The Middletown Press (Middletown, CT)
‘Only the Brave’ paints timely portrait
As if on cue, “Only the Brave” — a deeply moving drama about firefighters — arrives in theaters, just as the catastrophic wildfires in Northern California seem to be winding down.
Directed by Joseph Kosinski, from a screenplay by Ken Nolan and Eric Warren Singer, the film is based on a GQ story about the Granite Mountain Hotshots, an elite crew of firefighters who experienced a harrowing tragedy in Yarnell, Ariz., in 2013. If that event doesn’t ring a bell, I won’t reveal precisely what happened. Although it seems only fair to warn audiences that the outcome isn’t a happy one.
Still, there’s plenty of joy in this story, which starts out like an underdog sports movie. The firefighting crew in Prescott, Arizona, led by the brooding, rugged Eric Marsh ( Josh Brolin), is immensely capable. But because they haven’t yet been certified for top-tier “hotshot” status, they’re relegated to mopping up the remnants of fires that other, more specialized teams have attacked at the front lines.
Eric is a strategic genius when it comes to fire-suppression tactics that look, to the untrained eye, like random destruction. He even personalizes blazes, referring to one as a “b——” and asking, of another far-off conflagration, “What are you up to?” Although Eric figures out the answer to that rhetorical question, he has no authority to put his plan into motion.
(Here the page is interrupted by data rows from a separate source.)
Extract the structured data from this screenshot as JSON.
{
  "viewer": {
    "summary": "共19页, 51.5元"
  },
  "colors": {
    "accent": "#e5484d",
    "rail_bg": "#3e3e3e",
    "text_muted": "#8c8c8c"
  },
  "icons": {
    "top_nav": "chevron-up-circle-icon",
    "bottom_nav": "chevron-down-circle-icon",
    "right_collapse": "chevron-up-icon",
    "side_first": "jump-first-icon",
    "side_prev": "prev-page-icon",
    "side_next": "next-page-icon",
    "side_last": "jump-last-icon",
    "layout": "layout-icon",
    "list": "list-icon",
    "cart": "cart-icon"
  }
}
When a snobby, dismissive hotshot team takes over and bungles the operation, the collateral damage is a whole town.
Much of “Only the Brave” focuses on the Prescott crew’s quest for elite status as emotionally significant subplots bubble up around the edges.
For all the action and emotion, “Only the Brave” is also surprisingly informative for anyone unacquainted with the art of fighting fire.